Log in to view your state's edition
You are not logged in
Bookmark and Share
December 18, 2013
CO2 sequestration in Class II wells

Transitioning a well that uses carbon dioxide (CO2) for the enhanced recovery (ER) of oil or gas to one that sequesters CO2 may require a new permit under the Safe Drinking Water Act (SDWA).  In a new guidance document, the EPA reviews the differences in requirements under an ER or Class II permit and a CO2 geological sequestration (GS) Class VI permit. 

Risks from CO2

In December 2010, the EPA published minimum federal requirements under the SDWA for the underground injection of CO2 for the purpose of GS.  In the rule, the EPA noted that CO2 itself is not a drinking water contaminant.  But CO2 in the presence of water forms carbonic acid, which can cause leaching and mobilization of naturally occurring metals or other contaminants (e.g., arsenic and lead) from geologic formations into groundwater.  Another potential risk to underground sources of drinking water (USDW) is the presence of impurities such as hydrogen sulfide or mercury in the captured CO2 stream. 

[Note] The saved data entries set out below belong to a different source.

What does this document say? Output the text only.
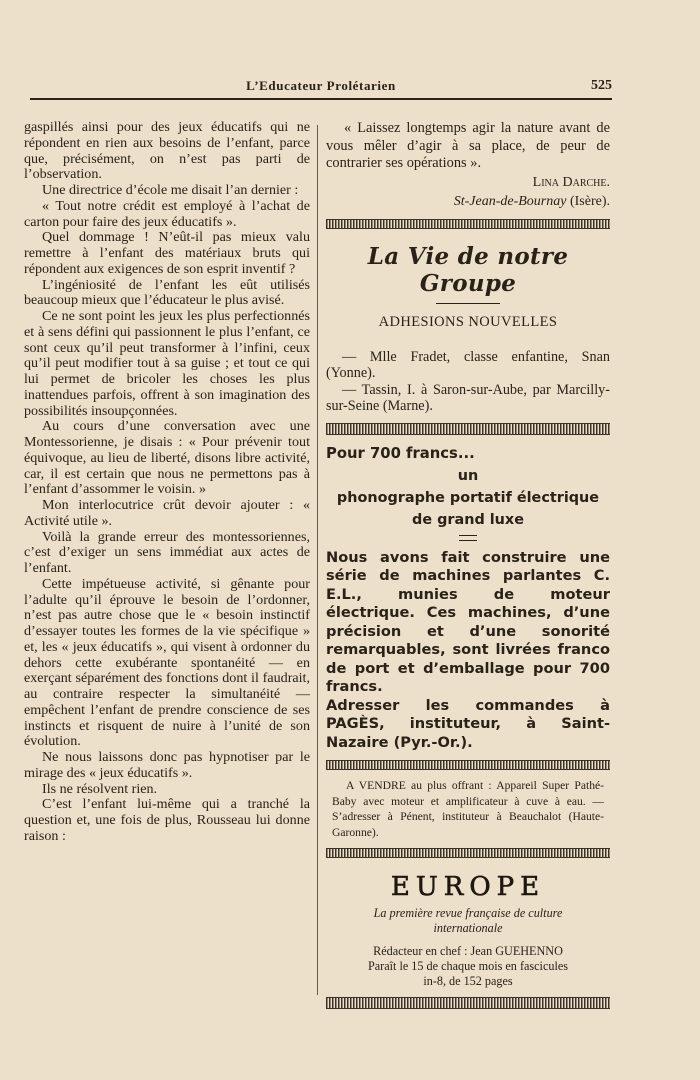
L’Educateur Prolétarien	525

gaspillés ainsi pour des jeux éducatifs qui ne répondent en rien aux besoins de l’enfant, parce que, précisément, on n’est pas parti de l’observation.

Une directrice d’école me disait l’an dernier :

« Tout notre crédit est employé à l’achat de carton pour faire des jeux éducatifs ».

Quel dommage ! N’eût-il pas mieux valu remettre à l’enfant des matériaux bruts qui répondent aux exigences de son esprit inventif ?

L’ingéniosité de l’enfant les eût utilisés beaucoup mieux que l’éducateur le plus avisé.

Ce ne sont point les jeux les plus perfectionnés et à sens défini qui passionnent le plus l’enfant, ce sont ceux qu’il peut transformer à l’infini, ceux qu’il peut modifier tout à sa guise ; et tout ce qui lui permet de bricoler les choses les plus inattendues parfois, offrent à son imagination des possibilités insoupçonnées.

Au cours d’une conversation avec une Montessorienne, je disais : « Pour prévenir tout équivoque, au lieu de liberté, disons libre activité, car, il est certain que nous ne permettons pas à l’enfant d’assommer le voisin. »

Mon interlocutrice crût devoir ajouter : « Activité utile ».

Voilà la grande erreur des montessoriennes, c’est d’exiger un sens immédiat aux actes de l’enfant.

Cette impétueuse activité, si gênante pour l’adulte qu’il éprouve le besoin de l’ordonner, n’est pas autre chose que le « besoin instinctif d’essayer toutes les formes de la vie spécifique » et, les « jeux éducatifs », qui visent à ordonner du dehors cette exubérante spontanéité — en exerçant séparément des fonctions dont il faudrait, au contraire respecter la simultanéité — empêchent l’enfant de prendre conscience de ses instincts et risquent de nuire à l’unité de son évolution.

Ne nous laissons donc pas hypnotiser par le mirage des « jeux éducatifs ».

Ils ne résolvent rien.

C’est l’enfant lui-même qui a tranché la question et, une fois de plus, Rousseau lui donne raison :

« Laissez longtemps agir la nature avant de vous mêler d’agir à sa place, de peur de contrarier ses opérations ».

Lina Darche.
St-Jean-de-Bournay (Isère).
La Vie de notre Groupe
ADHESIONS NOUVELLES

— Mlle Fradet, classe enfantine, Snan (Yonne).

— Tassin, I. à Saron-sur-Aube, par Marcilly-sur-Seine (Marne).

Pour 700 francs...

un

phonographe portatif électrique

de grand luxe

Nous avons fait construire une série de machines parlantes C. E.L., munies de moteur électrique. Ces machines, d’une précision et d’une sonorité remarquables, sont livrées franco de port et d’emballage pour 700 francs.

Adresser les commandes à PAGÈS, instituteur, à Saint-Nazaire (Pyr.-Or.).

A VENDRE au plus offrant : Appareil Super Pathé-Baby avec moteur et amplificateur à cuve à eau. — S’adresser à Pénent, instituteur à Beauchalot (Haute-Garonne).

EUROPE
La première revue française de culture
internationale
Rédacteur en chef : Jean GUEHENNO
Paraît le 15 de chaque mois en fascicules
in-8, de 152 pages
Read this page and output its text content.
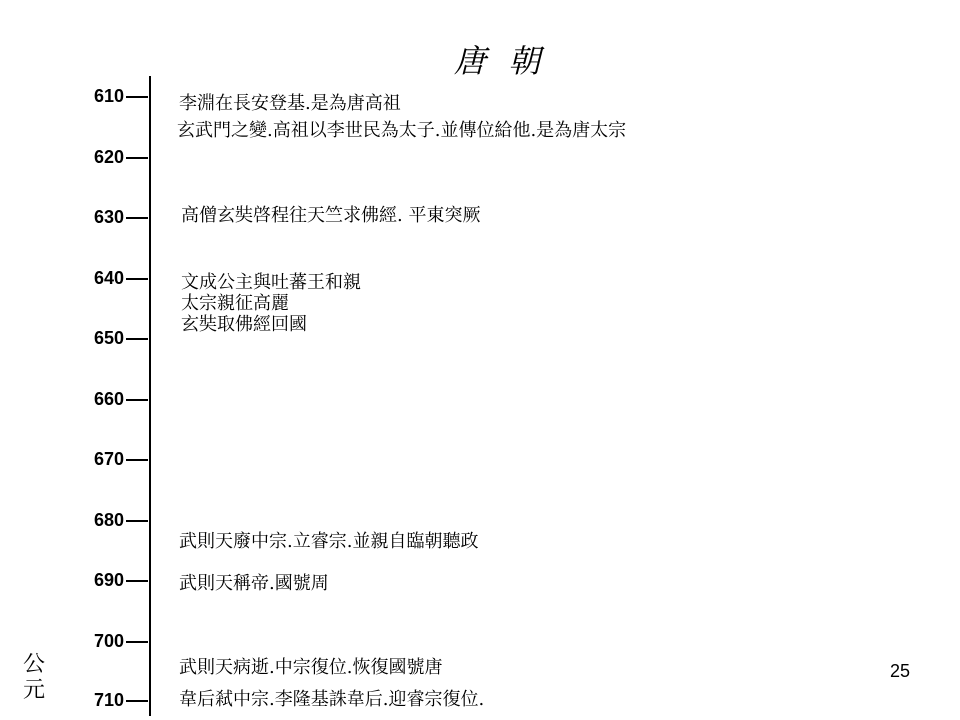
唐 朝
610
620
630
640
650
660
670
680
690
700
710
李淵在長安登基.是為唐高祖
玄武門之變.高祖以李世民為太子.並傳位給他.是為唐太宗
高僧玄奘啓程往天竺求佛經. 平東突厥
文成公主與吐蕃王和親
太宗親征高麗
玄奘取佛經回國
武則天廢中宗.立睿宗.並親自臨朝聽政
武則天稱帝.國號周
武則天病逝.中宗復位.恢復國號唐
韋后弒中宗.李隆基誅韋后.迎睿宗復位.
公
元
25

In addition, the pressures needed for injection may force native brines (naturally occurring salty water) into USDWs, causing degradation of water quality and affecting drinking water treatment processes.  GS pressures also increase the potential that a CO2 plume will spread into a USDW.

Based on these new risks, the Agency’s Class VI permit established significant new requirements under SDWA’s underground injection control (UIC) program to ensure that sequestered CO2 does not infiltrate USDWs. 

Increased pressure

In the guidance, the EPA states that if the “business model” for a well or group of wells changes from an ER-focused activity to one that maximizes CO2 injection volumes and permanent storage, the types of risk noted above will need to be mitigated by the more comprehensive requirements of a Class VI permit.  For example:

  • The area of review (AoR) delineation requires sophisticated modeling for Class VI operations whereas the AoR for Class II operations may be delineated using a fixed radius or a radial calculation.
  • Well construction standards are more specific for Class VI wells, and more- frequent mechanical integrity testing of Class VI wells is required.  Monitoring of groundwater quality and tracking the fate of the injectate and induced pressure front are required under the Class VI program, but not the Class II program.
  • Postinjection monitoring is required only under the Class VI program.
  • Multiple Class II wells within a single field may be permitted on a field basis through the use of a single area permit.  Area permits are not allowed for Class VI wells; instead, each Class VI well in a given field or site must be permitted individually.

Adaptive rulemaking

There is no automatic requirement that a Class II well operator transitioning to GS obtain a Class VI permit.  If the operator can establish that GS will not present an increased risk to a USDW, the operations would continue to be permitted under the Class II requirements.  On the other hand, if the permitting authority determines that CO2 trapped in the subsurface as a result of ER poses a risk to USDW, a Class VI permit will likely be required even if the well is performing ER and not CS.

The EPA emphasizes that the guidance establishes no new requirements and is intended to assist permitting agencies in the practical application of the UIC regulations.  The Agency adds that it is taking an “adaptive rulemaking” approach to regulating Class VI injection wells; this means that permitting decisions will be made on a case-by-case basis and may contain provisions that differ from what is written in the guidance.